L'histoire : Martin Bristol, un petit garçon de 6 ans, est enlevé devant chez lui. 4 ans plus tard, Allison Miller vient vivre chez son oncle suite à la mort de ses parents. En faisant son jogging, elle remarque un enfant à la fenêtre d'un bâtiment décrépit. Allison se mets d'en savoir plus, loin d'imaginer jusqu’où cela va l'entrainer.
Mon avis : En 2003, un jeune réalisateur nommé Stevan Mena décide de rendre hommage aux films d'horreur qui l'ont bercé en réalisant un pur slasher baptisé Malevolent.

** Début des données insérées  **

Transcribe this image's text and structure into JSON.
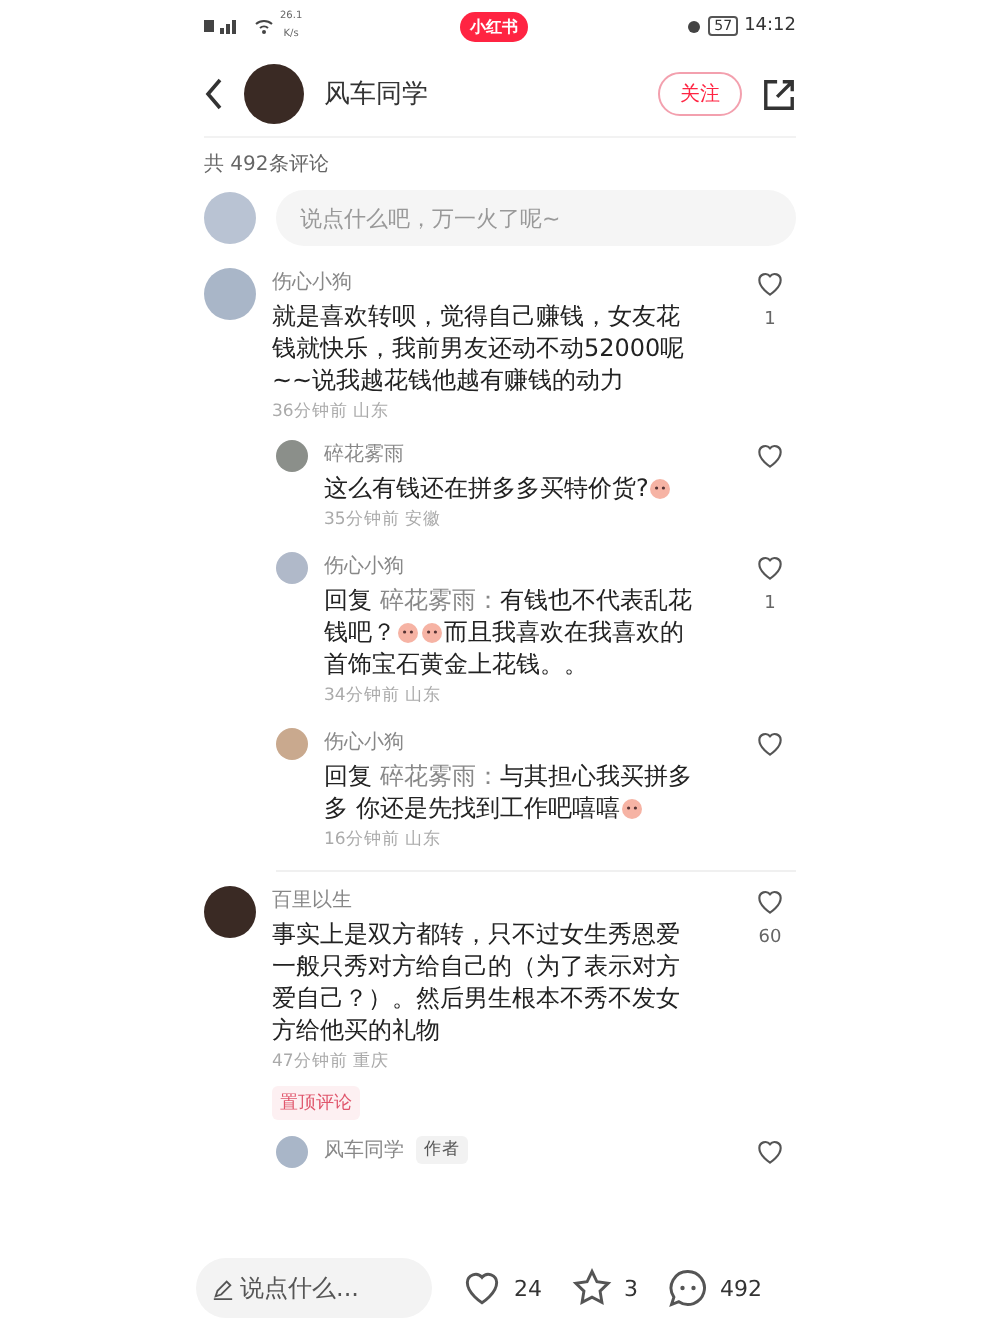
{
  "status_bar": {
    "speed": "26.1",
    "speed_unit": "K/s",
    "app_badge": "小红书",
    "battery": "57",
    "time": "14:12"
  },
  "header": {
    "author": "风车同学",
    "follow_button": "关注"
  },
  "comment_count": "共 492条评论",
  "comment_input": {
    "placeholder": "说点什么吧，万一火了呢~"
  },
  "comments": [
    {
      "user": "伤心小狗",
      "segments": [
        {
          "kind": "text",
          "text": "就是喜欢转呗，觉得自己赚钱，女友花钱就快乐，我前男友还动不动52000呢~~说我越花钱他越有赚钱的动力"
        }
      ],
      "time": "36分钟前",
      "location": "山东",
      "likes": "1",
      "replies": [
        {
          "user": "碎花雾雨",
          "segments": [
            {
              "kind": "text",
              "text": "这么有钱还在拼多多买特价货?"
            },
            {
              "kind": "emoji"
            }
          ],
          "time": "35分钟前",
          "location": "安徽"
        },
        {
          "user": "伤心小狗",
          "reply_prefix": "回复",
          "reply_to": "碎花雾雨：",
          "segments": [
            {
              "kind": "text",
              "text": "有钱也不代表乱花钱吧？"
            },
            {
              "kind": "emoji"
            },
            {
              "kind": "emoji"
            },
            {
              "kind": "text",
              "text": "而且我喜欢在我喜欢的首饰宝石黄金上花钱。。"
            }
          ],
          "time": "34分钟前",
          "location": "山东",
          "likes": "1"
        },
        {
          "user": "伤心小狗",
          "reply_prefix": "回复",
          "reply_to": "碎花雾雨：",
          "segments": [
            {
              "kind": "text",
              "text": "与其担心我买拼多多 你还是先找到工作吧嘻嘻"
            },
            {
              "kind": "emoji"
            }
          ],
          "time": "16分钟前",
          "location": "山东"
        }
      ]
    },
    {
      "user": "百里以生",
      "segments": [
        {
          "kind": "text",
          "text": "事实上是双方都转，只不过女生秀恩爱一般只秀对方给自己的（为了表示对方爱自己？）。然后男生根本不秀不发女方给他买的礼物"
        }
      ],
      "time": "47分钟前",
      "location": "重庆",
      "likes": "60",
      "pinned_tag": "置顶评论",
      "replies": [
        {
          "user": "风车同学",
          "author_tag": "作者"
        }
      ]
    }
  ],
  "bottom_bar": {
    "placeholder": "说点什么...",
    "likes": "24",
    "stars": "3",
    "comments": "492"
  }
}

Si le film ne bénéficie pas d'une sortie salle, cette petite production va beaucoup faire parler d'elle dans de nombreux festivals.
En 2010, Stevan Mena décide d'offrir un second épisode baptisé Malevolent 2 - Bereavement.
Munis d'un budget plus important, le réalisateur décide de jouer la carte de la prequelle, en racontant des évènements antérieurs au premier film et fait appel à des noms connus comme Alessandra Daddario, Michael Biehn ou Brett Rickaby.
L'histoire commence en 1986. Tandis qu'une mère de famille explique à une future nourrice la maladie dont souffre son enfant, ce dernier est accosté par un inconnu, puis enlevé.
4 ans plus tard, Allison Miller vient vivre chez son oncle. Encore sous le choc de la mort de ses parents, la jeune femme à beaucoup de mal à s’acclimater à la vie locale.
Pendant ce temps, un petit garçon vit avec un homme devenu fou et qui tente de l'initier à la torture et au meurtre.
Lorsqu'Alison aperçoit l'enfant à une fenêtre, elle choisit d'entrer dans le bâtiment pensant pouvoir l'aider. Elle ignore les dangers qu'elle court et fait endurer à sa famille.
Avec Malevolence 2 - Bereavement, Steven Mena décide de reprendre l'histoire originale du début. Le film nous apprend ainsi que Martin Bristol souffre d'une maladie qui l’empêche d’éprouver la douleur, ce dont va se servir son ravisseur, un paysan devenu fou et vénérant une étrange divinité.
Passé une scène d'introduction efficace, cette suite/prequelle délaisse le coté slasher de son modèle pour lorgner vers le film de torture.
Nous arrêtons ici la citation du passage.